Saturday, April 25, 2015

To Be Made New: A Time for Self-Reflection

I think what the people of the church need most is time for self reflection.  The problem is most people and family's fear self-reflection. 

In self-reflection we must face the darkness of our souls.  We have to come face to face with the reality of pain in our lives or that constant, aching emptiness.  

We have convinced ourselves that busyness is best.  It keeps us from really dealing with the issues in our lives.  Busyness keeps us stuck.  Better yet, we love our dear friend of busyness, distraction.  Busyness and distraction are tools used against us to keep us from being made new.  

Often times we're not too busy, we're just too distracted.  In a world where our eyes are constantly looking into a screen whether it be a phone or  television, there is no time for self-reflection.  There is no time for stillness  with the music blasting, the TV going and the iPhone always right next to us.  

We scroll and scroll and scroll through news feeds hoping to entertain ourselves or maybe subconsciously, detach from our own world, to keep us from dealing with it.  

Everyone loves to say, we're so busy!  We wave it like a banner to be praised, when in reality it is something we should do away with in order to see our lives and our families healed from years of dysfunction and generational sin.  Yes, I truly believe that if families would slow down, and each would take time for self-reflection with the Lord that we could see family dysfunction healed.  It's there in the stillness where the Lord speaks into our lives, we confess sin to God and it is there where we hear from Him.  

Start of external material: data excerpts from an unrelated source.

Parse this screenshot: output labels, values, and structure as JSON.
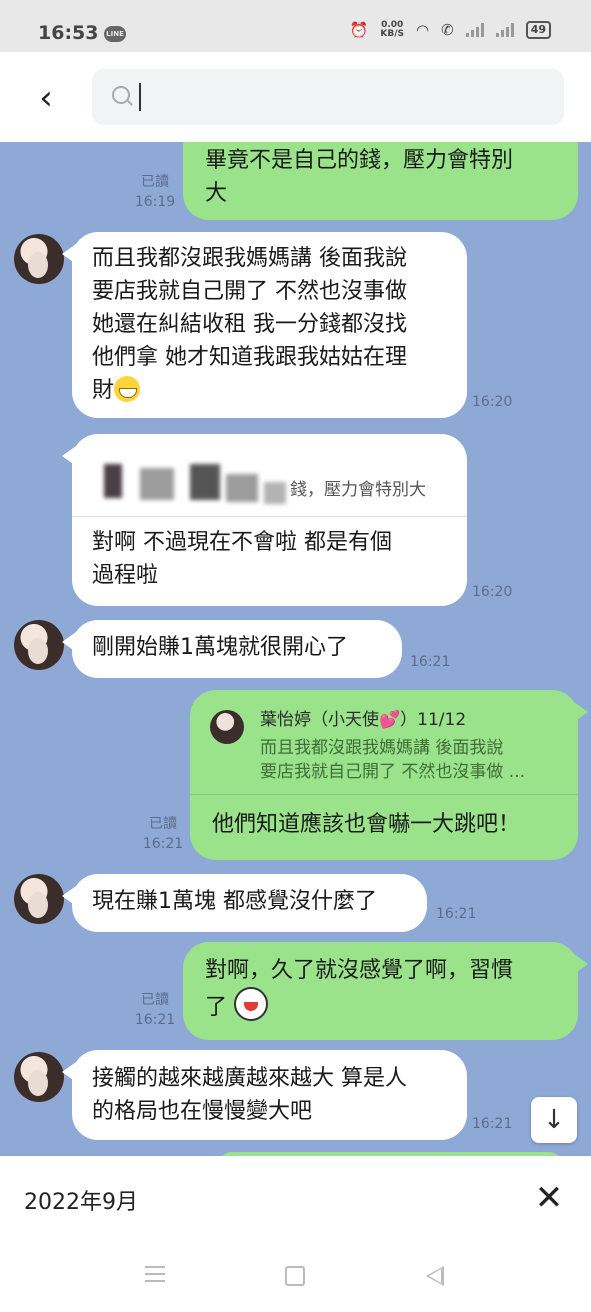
{
  "status_bar": {
    "time": "16:53",
    "app_icon": "LINE",
    "net_speed_value": "0.00",
    "net_speed_unit": "KB/S",
    "battery": "49"
  },
  "search": {
    "placeholder": ""
  },
  "messages": [
    {
      "id": "m1",
      "side": "right",
      "lines": [
        "畢竟不是自己的錢，壓力會特別",
        "大"
      ],
      "read": "已讀",
      "time": "16:19"
    },
    {
      "id": "m2",
      "side": "left",
      "lines": [
        "而且我都沒跟我媽媽講 後面我說",
        "要店我就自己開了 不然也沒事做",
        "她還在糾結收租 我一分錢都沒找",
        "他們拿 她才知道我跟我姑姑在理",
        "財"
      ],
      "emoji": "grin-emoji",
      "time": "16:20"
    },
    {
      "id": "m3",
      "side": "left",
      "quote_snippet": "錢，壓力會特別大",
      "lines": [
        "對啊 不過現在不會啦 都是有個",
        "過程啦"
      ],
      "time": "16:20"
    },
    {
      "id": "m4",
      "side": "left",
      "lines": [
        "剛開始賺1萬塊就很開心了"
      ],
      "time": "16:21"
    },
    {
      "id": "m5",
      "side": "right",
      "reply_name": "葉怡婷（小天使💕）11/12",
      "reply_lines": [
        "而且我都沒跟我媽媽講 後面我說",
        "要店我就自己開了 不然也沒事做 ..."
      ],
      "lines": [
        "他們知道應該也會嚇一大跳吧！"
      ],
      "read": "已讀",
      "time": "16:21"
    },
    {
      "id": "m6",
      "side": "left",
      "lines": [
        "現在賺1萬塊 都感覺沒什麼了"
      ],
      "time": "16:21"
    },
    {
      "id": "m7",
      "side": "right",
      "lines": [
        "對啊，久了就沒感覺了啊，習慣",
        "了"
      ],
      "emoji": "laugh-sticker-emoji",
      "read": "已讀",
      "time": "16:21"
    },
    {
      "id": "m8",
      "side": "left",
      "lines": [
        "接觸的越來越廣越來越大 算是人",
        "的格局也在慢慢變大吧"
      ],
      "time": "16:21"
    }
  ],
  "bottom": {
    "date": "2022年9月"
  },
  "colors": {
    "chat_bg": "#8fa9d6",
    "sent_bubble": "#9ae38b",
    "received_bubble": "#ffffff"
  }
}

What families need more of is stillness.  They need a mom and a dad who will sit and listen, who will offer words of wisdom and wise counsel.  They do not need more extra-curricular activities, sports practices and expensive gadgets.  What they need is your time.  Unfortunately, in a world run by busyness and distraction parents have become more like chauffeurs then the well from which their child can drink to find things like, spiritual wisdom, guidance and direction.  

Instead, our children latch onto the world that is presented to them.  They run with the crowd of those who are busy and distracted.  They learned from us, what more should we expect?

We wonder why our children have issues with anger, anxiety and loneliness.  However, we never take the time to stop and think that maybe it's because they're crying out for us to guide them.  They're longing for a deeper connection and when they don't find it at home they will go looking for it elsewhere.  Now instead of wisdom being passed down from the generations, our children are being taught by the latest youtuber on what the purpose of life is, or their deep questions about life are being answered by google instead of the generations of parents and grandparents who went before them.  

What if we said, I'm just going to practice stillness each day before the Lord?  What if we made it a priority to place our schedules down before the Lord and to ask Him what He wanted on it?  What if we spent time with our children, having meaningful conversation with them on a weekly basis?  What if we allowed the Lord to deal with the generational sins in our lives and the dysfunction that our family passed down to us?  

I think the church would look quite different, our children would grow to be more confident and satisfied in the Lord Jesus as they observe us at rest in the presence of the Lord.  

"But they who wait for the Lord shall renew their strength; they shall mount up with wings like eagles; they shall run and not be weary; they shall walk and not faint"- Isaiah 40:31

Saturday, April 11, 2015

Parenting in a World of Moral Evil

Who we have become has much to do with where we have been. 
Lot's daughters spent their time in evil Sodom and Gomorrah. They were exposed to constant evil within their culture and it shaped who they would become. 
We are foolish to think that if we do not choose to protect our children or even our own eyes from destruction, moral filth and evil that it we will not be changed by it. 
Lot's daughters commit a grievous action by sleeping with their father. They hearts and minds had become so tainted by the evil culture of Sodom that the thought of sleeping with their father become a good idea. 
Something happens in a culture when we call what God calls moral evil, something good. It is a dangerous and slippery slope when we start to redefine what morality truly is. 
If man looks from within himself to find morality, he won't find much. Why? Because man within himself is led by selfish motives. 
When Lot's daughters got their father drunk and become impregnated by him I'm sure Lot never dreamt of such a day. However, it happened and much of it had to do with what Lot, as a father, decided to allow into his children's lives. The moral corruption of Sodom shaped his daughters. 
What is shaping our children? Who they will become has much to do with the decisions that we make to protect them from moral evil. If we allow them to watch any movie they like, listen to any music they choose or spend their time with whomever their heart desires then they will be shaped by those things. 
However, if we place our children and our own lives into the household of God, practicing wisdom in what we allow our eyes to see and our ears to hear, then our children will be shaped by things like, goodness, holiness and mercy. This does not guarantee they will become sold-out Christians, but it does set the stage for a greater propensity towards a lifestyle shaped not by the filth of evil, but of Godly qualities and characteristics.